日本経済の停滞は外部環境だけでなく、企業の内在的課題にも起因しています。その象徴が、日本企業が強みとしてきた“改善”文化です。各現場が「より正確に、より素早く」を追求する部分最適の積み上げによって成長してきましたが、不確実性の増す環境下では、部門単位の効率化だけでは全社的な競争力を維持できません。欧米企業が全社レベルの経営最適化を進める中、多くの日本企業は今も部分最適にとどまっています。
真の経営効率向上とは、全社目標を達成するために、ヒト・モノ・カネといった限られたリソースをいかに有効活用するかという意思決定そのものです。例えば、数年後の売上・利益の拡大を見据えたとき、直前になって工場を建設しても手遅れです。将来の成長から逆算し、適切なタイミングで設備投資や採用を行うなど、全社視点のリソースプランニングが不可欠です。
このような「全社最適」を実現するためには、「KPI責任の明確化」と「責任者の実効性を高めるモニタリング」の仕組み化が重要です。KPI責任の明確化とは、中計・年計の到達に向けて責任者がコミットする対象を明らかにすることです。「責任者の実効性を高めるモニタリング」とは、目標に対してどう責任を果たすのか、定点観測しながら必要に応じてテコ入れを行うことです。こうした仕組みを通じて、経営層と各事業責任者の間でP/Lに関する役割と責任(ロール・アンド・レスポンシビリティ)を明確に定義することが求められます。

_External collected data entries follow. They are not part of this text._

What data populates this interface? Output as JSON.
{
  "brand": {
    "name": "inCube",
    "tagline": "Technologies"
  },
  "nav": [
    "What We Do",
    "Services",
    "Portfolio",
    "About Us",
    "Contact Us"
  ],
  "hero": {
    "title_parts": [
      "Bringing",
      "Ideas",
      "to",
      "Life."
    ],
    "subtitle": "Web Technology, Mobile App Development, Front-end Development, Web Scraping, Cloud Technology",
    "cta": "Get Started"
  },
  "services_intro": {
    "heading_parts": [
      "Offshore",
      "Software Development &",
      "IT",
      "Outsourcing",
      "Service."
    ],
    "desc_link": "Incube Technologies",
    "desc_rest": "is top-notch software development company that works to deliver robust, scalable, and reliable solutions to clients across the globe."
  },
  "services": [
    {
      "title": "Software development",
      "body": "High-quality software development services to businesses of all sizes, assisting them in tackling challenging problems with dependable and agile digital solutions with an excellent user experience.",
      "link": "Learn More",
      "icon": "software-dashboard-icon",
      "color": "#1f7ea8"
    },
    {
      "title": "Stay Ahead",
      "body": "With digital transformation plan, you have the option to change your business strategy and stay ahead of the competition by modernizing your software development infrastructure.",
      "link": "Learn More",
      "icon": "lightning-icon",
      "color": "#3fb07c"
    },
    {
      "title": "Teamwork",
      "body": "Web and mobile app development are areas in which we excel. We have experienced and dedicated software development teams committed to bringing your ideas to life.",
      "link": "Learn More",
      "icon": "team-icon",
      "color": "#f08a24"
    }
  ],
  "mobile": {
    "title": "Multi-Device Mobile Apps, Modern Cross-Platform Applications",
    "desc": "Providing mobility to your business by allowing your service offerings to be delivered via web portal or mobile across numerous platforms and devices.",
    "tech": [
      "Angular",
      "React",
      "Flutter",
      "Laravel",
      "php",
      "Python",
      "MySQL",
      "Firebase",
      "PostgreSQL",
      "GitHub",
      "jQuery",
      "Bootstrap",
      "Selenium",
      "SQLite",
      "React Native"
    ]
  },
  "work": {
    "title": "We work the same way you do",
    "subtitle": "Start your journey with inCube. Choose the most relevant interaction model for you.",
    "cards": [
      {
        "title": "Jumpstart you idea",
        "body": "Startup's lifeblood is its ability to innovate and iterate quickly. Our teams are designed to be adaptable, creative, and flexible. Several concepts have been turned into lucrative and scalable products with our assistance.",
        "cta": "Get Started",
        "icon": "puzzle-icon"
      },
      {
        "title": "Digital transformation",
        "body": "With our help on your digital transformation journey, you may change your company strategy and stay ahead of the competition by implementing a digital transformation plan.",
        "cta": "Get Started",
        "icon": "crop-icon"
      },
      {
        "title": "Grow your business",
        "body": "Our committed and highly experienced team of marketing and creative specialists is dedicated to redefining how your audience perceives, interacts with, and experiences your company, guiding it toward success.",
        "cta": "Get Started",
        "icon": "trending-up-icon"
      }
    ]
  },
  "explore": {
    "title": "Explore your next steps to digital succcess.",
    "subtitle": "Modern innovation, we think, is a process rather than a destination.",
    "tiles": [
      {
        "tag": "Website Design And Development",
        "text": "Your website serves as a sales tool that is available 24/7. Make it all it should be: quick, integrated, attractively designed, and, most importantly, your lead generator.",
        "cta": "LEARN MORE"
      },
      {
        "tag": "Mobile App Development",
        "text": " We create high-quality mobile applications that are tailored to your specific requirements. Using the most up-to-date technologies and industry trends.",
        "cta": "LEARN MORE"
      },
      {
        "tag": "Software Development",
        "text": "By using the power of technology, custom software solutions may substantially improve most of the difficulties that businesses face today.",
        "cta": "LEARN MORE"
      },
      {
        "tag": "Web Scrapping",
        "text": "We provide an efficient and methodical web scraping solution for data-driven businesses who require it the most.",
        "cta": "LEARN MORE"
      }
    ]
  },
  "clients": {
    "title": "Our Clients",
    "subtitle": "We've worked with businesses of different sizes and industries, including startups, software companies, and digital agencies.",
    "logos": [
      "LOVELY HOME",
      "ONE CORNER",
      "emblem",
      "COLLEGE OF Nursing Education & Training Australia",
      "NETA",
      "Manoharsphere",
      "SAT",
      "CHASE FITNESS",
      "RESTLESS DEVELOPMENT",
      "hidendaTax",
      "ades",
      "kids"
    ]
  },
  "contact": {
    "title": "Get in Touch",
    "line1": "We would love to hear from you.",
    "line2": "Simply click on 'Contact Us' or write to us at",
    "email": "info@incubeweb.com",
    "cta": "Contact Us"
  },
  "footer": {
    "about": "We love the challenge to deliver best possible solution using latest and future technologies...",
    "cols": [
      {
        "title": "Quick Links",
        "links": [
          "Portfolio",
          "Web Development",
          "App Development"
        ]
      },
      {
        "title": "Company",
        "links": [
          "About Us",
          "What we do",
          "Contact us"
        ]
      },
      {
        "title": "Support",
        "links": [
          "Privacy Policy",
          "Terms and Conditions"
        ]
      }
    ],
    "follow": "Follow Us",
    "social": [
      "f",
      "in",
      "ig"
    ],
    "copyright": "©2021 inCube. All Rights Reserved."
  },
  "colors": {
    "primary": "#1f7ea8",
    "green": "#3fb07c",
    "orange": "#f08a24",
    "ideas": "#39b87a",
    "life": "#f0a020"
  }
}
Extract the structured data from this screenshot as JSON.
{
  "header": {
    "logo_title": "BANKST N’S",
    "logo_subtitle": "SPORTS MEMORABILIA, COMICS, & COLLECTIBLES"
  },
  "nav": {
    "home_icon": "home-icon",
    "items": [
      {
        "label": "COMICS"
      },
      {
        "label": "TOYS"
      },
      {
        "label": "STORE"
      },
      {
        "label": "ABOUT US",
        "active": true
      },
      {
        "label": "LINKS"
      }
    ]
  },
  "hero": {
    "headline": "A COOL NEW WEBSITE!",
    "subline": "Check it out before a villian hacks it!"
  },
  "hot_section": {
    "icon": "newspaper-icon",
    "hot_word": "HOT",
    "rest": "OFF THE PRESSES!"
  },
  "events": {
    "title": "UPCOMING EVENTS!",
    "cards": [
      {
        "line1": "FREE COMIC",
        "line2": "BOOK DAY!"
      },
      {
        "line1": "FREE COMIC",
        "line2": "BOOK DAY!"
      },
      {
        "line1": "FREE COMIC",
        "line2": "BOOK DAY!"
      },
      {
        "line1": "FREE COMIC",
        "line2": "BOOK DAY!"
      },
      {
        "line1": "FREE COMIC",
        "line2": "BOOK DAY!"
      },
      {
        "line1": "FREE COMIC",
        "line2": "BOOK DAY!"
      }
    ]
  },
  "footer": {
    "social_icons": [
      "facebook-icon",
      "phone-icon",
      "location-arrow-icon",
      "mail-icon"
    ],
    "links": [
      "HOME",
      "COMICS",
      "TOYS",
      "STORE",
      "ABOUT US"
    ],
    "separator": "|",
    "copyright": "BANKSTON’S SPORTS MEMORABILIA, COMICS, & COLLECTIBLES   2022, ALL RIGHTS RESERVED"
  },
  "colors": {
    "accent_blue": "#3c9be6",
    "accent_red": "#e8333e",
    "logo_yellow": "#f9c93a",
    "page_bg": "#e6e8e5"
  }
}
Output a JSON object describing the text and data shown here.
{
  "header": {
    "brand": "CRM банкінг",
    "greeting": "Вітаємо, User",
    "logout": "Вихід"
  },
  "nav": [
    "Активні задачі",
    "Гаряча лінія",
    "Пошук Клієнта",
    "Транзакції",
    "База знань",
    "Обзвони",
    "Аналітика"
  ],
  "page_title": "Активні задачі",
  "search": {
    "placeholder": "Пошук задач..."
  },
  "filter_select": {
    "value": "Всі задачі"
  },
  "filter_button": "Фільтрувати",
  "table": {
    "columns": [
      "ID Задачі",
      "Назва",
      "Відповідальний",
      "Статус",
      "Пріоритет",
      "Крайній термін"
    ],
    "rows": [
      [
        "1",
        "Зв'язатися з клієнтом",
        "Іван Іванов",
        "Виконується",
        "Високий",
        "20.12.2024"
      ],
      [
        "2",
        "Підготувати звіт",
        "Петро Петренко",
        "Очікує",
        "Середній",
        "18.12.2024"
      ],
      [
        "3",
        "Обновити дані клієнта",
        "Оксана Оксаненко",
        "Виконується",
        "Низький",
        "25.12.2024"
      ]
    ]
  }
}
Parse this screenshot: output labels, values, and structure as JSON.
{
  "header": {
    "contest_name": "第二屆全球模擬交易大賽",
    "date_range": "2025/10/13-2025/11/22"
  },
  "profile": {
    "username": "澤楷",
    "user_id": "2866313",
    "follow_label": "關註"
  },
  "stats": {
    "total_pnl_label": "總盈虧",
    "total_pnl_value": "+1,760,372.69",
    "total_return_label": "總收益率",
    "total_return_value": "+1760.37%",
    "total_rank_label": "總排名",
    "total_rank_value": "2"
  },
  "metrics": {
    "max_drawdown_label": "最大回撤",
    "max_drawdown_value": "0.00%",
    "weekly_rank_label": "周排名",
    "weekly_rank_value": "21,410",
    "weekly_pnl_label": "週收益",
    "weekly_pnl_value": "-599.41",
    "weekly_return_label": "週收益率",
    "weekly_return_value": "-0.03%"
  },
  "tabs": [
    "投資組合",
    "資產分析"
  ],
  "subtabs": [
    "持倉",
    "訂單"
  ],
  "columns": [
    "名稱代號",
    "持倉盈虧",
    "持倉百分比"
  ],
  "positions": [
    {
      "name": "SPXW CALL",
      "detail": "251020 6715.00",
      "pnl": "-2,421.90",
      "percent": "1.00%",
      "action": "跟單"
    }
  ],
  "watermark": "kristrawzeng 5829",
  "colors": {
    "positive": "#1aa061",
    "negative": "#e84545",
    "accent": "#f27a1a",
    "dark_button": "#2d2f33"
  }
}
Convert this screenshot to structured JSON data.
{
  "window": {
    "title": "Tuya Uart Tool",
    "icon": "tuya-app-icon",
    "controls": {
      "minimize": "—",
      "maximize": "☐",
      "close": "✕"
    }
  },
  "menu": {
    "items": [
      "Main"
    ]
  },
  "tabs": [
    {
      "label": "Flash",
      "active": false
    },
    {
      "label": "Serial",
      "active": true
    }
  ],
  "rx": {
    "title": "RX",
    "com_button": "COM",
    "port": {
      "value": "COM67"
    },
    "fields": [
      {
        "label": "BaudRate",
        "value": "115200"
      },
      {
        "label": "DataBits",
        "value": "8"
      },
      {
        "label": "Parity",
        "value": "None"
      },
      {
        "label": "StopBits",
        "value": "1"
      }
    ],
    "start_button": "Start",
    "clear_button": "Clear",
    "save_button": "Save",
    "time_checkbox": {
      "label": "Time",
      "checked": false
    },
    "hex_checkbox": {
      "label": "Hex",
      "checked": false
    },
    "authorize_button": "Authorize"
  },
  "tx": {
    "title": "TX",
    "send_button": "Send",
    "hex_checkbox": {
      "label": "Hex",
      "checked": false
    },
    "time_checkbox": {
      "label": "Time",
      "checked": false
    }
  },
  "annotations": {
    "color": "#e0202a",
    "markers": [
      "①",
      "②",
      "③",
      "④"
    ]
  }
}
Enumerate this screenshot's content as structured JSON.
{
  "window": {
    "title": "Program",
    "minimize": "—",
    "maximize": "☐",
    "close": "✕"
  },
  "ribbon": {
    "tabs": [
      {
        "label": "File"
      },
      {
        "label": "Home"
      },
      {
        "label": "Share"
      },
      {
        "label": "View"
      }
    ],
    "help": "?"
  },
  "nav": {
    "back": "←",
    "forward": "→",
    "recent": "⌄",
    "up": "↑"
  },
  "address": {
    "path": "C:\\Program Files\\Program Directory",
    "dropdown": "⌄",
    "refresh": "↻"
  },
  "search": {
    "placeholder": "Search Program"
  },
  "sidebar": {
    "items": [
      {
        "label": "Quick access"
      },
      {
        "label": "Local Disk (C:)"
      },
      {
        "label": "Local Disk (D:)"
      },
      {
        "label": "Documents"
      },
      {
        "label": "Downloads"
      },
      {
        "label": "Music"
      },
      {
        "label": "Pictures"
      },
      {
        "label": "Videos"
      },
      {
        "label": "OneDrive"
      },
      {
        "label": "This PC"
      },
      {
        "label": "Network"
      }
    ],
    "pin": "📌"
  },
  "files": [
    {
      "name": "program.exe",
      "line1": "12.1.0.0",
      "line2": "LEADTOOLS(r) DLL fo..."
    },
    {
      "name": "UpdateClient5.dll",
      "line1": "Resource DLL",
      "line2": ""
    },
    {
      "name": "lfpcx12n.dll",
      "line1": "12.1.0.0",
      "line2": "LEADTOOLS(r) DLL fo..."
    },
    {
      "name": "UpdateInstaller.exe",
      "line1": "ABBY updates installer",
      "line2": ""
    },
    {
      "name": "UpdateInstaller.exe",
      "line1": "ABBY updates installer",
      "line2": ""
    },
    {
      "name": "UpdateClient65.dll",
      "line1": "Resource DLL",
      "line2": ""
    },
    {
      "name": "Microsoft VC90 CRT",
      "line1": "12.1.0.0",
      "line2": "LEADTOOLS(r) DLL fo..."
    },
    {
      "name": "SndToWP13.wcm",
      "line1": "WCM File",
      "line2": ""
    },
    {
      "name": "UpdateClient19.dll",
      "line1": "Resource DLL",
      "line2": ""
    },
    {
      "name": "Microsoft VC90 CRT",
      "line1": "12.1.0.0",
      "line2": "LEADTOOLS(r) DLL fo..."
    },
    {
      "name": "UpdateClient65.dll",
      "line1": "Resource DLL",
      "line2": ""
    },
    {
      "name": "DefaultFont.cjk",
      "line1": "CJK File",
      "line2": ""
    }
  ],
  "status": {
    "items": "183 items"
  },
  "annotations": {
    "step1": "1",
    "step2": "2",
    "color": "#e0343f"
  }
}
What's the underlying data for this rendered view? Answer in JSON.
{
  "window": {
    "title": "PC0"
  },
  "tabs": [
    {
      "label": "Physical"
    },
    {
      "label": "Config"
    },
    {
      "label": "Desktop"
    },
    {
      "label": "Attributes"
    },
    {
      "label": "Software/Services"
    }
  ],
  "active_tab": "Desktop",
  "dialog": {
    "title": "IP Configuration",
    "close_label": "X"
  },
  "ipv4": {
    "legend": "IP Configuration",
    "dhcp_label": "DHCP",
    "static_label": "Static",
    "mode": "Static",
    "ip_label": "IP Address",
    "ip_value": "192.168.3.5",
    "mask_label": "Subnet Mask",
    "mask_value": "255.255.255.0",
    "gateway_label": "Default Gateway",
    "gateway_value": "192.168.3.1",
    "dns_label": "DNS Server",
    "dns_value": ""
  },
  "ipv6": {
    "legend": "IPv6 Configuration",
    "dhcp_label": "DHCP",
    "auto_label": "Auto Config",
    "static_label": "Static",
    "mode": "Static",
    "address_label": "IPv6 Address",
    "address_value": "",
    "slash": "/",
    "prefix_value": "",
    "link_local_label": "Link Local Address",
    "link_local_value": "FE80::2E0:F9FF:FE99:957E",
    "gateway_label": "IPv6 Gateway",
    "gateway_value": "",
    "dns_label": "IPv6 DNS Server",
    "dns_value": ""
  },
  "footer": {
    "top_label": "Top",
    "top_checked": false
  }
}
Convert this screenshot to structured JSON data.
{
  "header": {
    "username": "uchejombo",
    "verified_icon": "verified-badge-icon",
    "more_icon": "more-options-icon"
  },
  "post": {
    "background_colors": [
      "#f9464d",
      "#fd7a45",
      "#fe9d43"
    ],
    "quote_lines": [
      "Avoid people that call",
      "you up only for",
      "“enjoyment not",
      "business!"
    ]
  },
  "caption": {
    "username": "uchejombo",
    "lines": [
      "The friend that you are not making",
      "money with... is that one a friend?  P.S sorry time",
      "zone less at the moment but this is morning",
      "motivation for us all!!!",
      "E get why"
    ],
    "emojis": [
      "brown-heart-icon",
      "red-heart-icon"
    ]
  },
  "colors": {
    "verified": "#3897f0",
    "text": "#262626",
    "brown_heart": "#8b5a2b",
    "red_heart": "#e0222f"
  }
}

責任者の実効性を高める具体的な手法として推奨されるのが、四半期ごとの「事業計画レビュー会議」です。これは単なる報告ではなく、各責任者が全社視点で戦略を述べ、必要なリソースを経営層にリクエストする場です。複数の部門の戦略を全社最適の視点で取りまとめることで、組織全体の相乗効果や因果関係、優先順位が明確になります。こうした取り組みの推進において、ERP(エンタープライズリソースプランニング=全社最適でリソース活用すること)は不可欠です。近年のERPは、蓄積された最小粒度のデータをAIが分析し、経営判断を支援する「AIプラットフォーム」としての役割も担っています。